Hujjah Akidah Islam Syi’ah (Bag. 2)


“Tulisan ini berjudul Diskusi dengan Ulama as Syafi’i, namun karena paparan yang dikemukakan oleh Syaikh Muhammad Mar’i al Amin al Antaki ternyata banyak berkenaan dengan landasan dasar Syi’ah, maka judulnya pun didaptasikan”

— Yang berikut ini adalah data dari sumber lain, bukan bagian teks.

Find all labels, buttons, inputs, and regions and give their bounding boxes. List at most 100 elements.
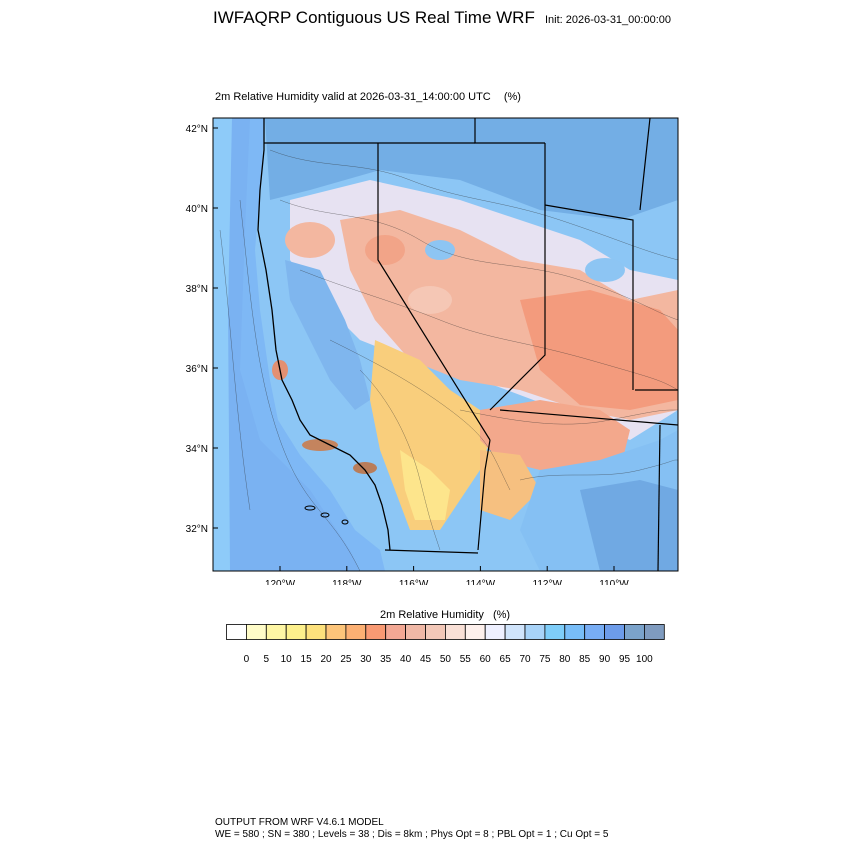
lon-tick-label: 112°W <box>533 579 563 585</box>
colorbar-swatch <box>444 624 466 640</box>
ocean-contour-line <box>219 229 251 511</box>
lat-tick-label: 42°N <box>186 124 208 135</box>
island <box>341 519 349 525</box>
colorbar: 0 5 10 15 20 25 30 35 40 45 50 55 60 65 70 75 80 85 90 95 10… <box>226 624 665 665</box>
colorbar-label: 15 <box>301 654 313 665</box>
nv-ut-border <box>489 143 546 411</box>
island <box>320 512 330 518</box>
western-arizona-region <box>480 450 540 520</box>
ca-az-border <box>477 439 491 551</box>
colorbar-swatch <box>544 624 566 640</box>
colorbar-swatch <box>504 624 526 640</box>
lat-tick-label: 36°N <box>186 364 208 375</box>
colorbar-label: 60 <box>480 654 492 665</box>
main-title: IWFAQRP Contiguous US Real Time WRF <box>213 8 535 27</box>
colorbar-label: 25 <box>340 654 352 665</box>
colorbar-swatch <box>345 624 367 640</box>
lat-tick-label: 34°N <box>186 444 208 455</box>
colorbar-swatch <box>643 624 665 640</box>
lon-tick-label: 120°W <box>265 579 296 585</box>
coastal-dry-pocket <box>302 439 338 451</box>
map-frame <box>212 117 679 572</box>
contour-line <box>279 199 678 321</box>
island <box>304 505 316 511</box>
state-borders <box>264 118 678 571</box>
colorbar-label: 50 <box>440 654 452 665</box>
plot-subtitle: 2m Relative Humidity valid at 2026-03-31… <box>215 91 521 103</box>
colorbar-label: 85 <box>579 654 591 665</box>
colorbar-title-text: 2m Relative Humidity <box>380 609 484 621</box>
colorbar-label: 20 <box>320 654 332 665</box>
colorbar-label: 95 <box>619 654 631 665</box>
colorbar-label: 80 <box>559 654 571 665</box>
colorbar-label: 55 <box>460 654 472 665</box>
dry-pocket <box>285 222 335 258</box>
colorbar-label: 5 <box>264 654 270 665</box>
ocean-offshore-band <box>213 118 360 571</box>
colorbar-label: 90 <box>599 654 611 665</box>
colorbar-swatch <box>285 624 307 640</box>
longitude-axis: 120°W 118°W 116°W 114°W 112°W 110°W <box>265 566 629 585</box>
model-footer-line-1: OUTPUT FROM WRF V4.6.1 MODEL <box>215 817 384 828</box>
colorbar-swatch <box>226 624 247 640</box>
colorbar-swatch <box>484 624 506 640</box>
lat-tick-label: 40°N <box>186 204 208 215</box>
wy-border <box>639 118 651 211</box>
colorbar-swatch <box>325 624 347 640</box>
colorbar-swatch <box>584 624 606 640</box>
init-time-label: Init: 2026-03-31_00:00:00 <box>545 14 671 26</box>
colorbar-label: 70 <box>519 654 531 665</box>
ca-nv-border <box>377 143 491 441</box>
ocean-far-band <box>213 118 232 571</box>
contour-line <box>329 339 511 491</box>
colorbar-swatches <box>226 624 665 640</box>
id-border <box>474 118 545 144</box>
lat-tick-label: 38°N <box>186 284 208 295</box>
colorbar-swatch <box>245 624 267 640</box>
colorbar-label: 40 <box>400 654 412 665</box>
colorbar-swatch <box>425 624 446 640</box>
subtitle-text: 2m Relative Humidity valid at 2026-03-31… <box>215 91 491 103</box>
colorbar-swatch <box>564 624 586 640</box>
ocean-contour-line <box>239 199 361 571</box>
ut-wy-co-border <box>544 204 634 390</box>
colorbar-label: 10 <box>281 654 293 665</box>
model-footer-line-2: WE = 580 ; SN = 380 ; Levels = 38 ; Dis … <box>215 829 609 840</box>
colorbar-labels: 0 5 10 15 20 25 30 35 40 45 50 55 60 65 70 75 80 85 90 95 10… <box>244 654 654 665</box>
channel-islands <box>304 505 349 525</box>
colorbar-swatch <box>405 624 426 640</box>
colorbar-label: 75 <box>539 654 551 665</box>
latitude-axis: 42°N 40°N 38°N 36°N 34°N 32°N <box>186 124 218 535</box>
contour-line <box>459 409 678 425</box>
colorbar-title: 2m Relative Humidity (%) <box>380 609 510 621</box>
lon-tick-label: 114°W <box>466 579 496 585</box>
az-nm-border <box>657 424 661 571</box>
colorbar-label: 100 <box>636 654 653 665</box>
dry-pocket <box>365 235 405 265</box>
subtitle-units: (%) <box>503 91 521 103</box>
contour-line <box>269 149 678 261</box>
coastal-dry-pocket <box>353 462 377 474</box>
colorbar-swatch <box>624 624 645 640</box>
contour-lines <box>219 149 678 571</box>
colorbar-swatch <box>265 624 287 640</box>
central-valley-moist-region <box>285 260 370 410</box>
colorbar-swatch <box>464 624 486 640</box>
colorbar-swatch <box>385 624 406 640</box>
contour-line <box>299 269 678 391</box>
map-fill-layer <box>213 118 678 571</box>
colorbar-label: 0 <box>244 654 250 665</box>
imperial-very-dry-region <box>400 450 450 520</box>
colorbar-swatch <box>524 624 546 640</box>
colorbar-label: 30 <box>360 654 372 665</box>
dry-pocket <box>408 286 452 314</box>
moist-pocket <box>585 258 625 282</box>
colorbar-swatch <box>365 624 387 640</box>
contour-line <box>359 369 441 551</box>
colorbar-label: 35 <box>380 654 392 665</box>
lat-tick-label: 32°N <box>186 524 208 535</box>
colorbar-label: 45 <box>420 654 432 665</box>
mexico-border-west <box>384 549 479 554</box>
mojave-dry-region <box>370 340 490 530</box>
lon-tick-label: 118°W <box>332 579 362 585</box>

Oleh Syaikh Muhammad Mar’i al-Amin al-Antaki

Kami berharap kepada saudara-saudara kami yang muslim Sunni, hendaknya mereka mau menelaah kitab-kitab karangan ulama-ulama besar Syi’ah, tanpa diiringi dengan kefanatikan. Di antaranya, kitab-­kitab karangan aI-Imam al-Hujjah al-Mujahid as-Sayyid ‘Abdul Husain Syarafuddin, kitab al-Ghadir, karangan Allamah al-Amini, kitab Ihqâqul Haqq dan kitab ash-Shawârimul Muhriqah, yang keduanya merupakan karangan asy-Syahid as-Sa’id Al-Imam Qadhi Nurullah, ‘Abâqatul Anwâr, karya al-Imam as-Sayyid Hamid Husain al-Hindi, Ghayâtul Marâm, karya al-Imam al-Bahrani, As-Saqifah, karya al-‘Allamah al-Muzhaffar, Dalâ’iul Sidqi, karya al-Hujjah al-­Muzhaffar, dan Ashlusy Syi’ah wa Ushuluha, karya al-Imam Kasyiful Ghitha.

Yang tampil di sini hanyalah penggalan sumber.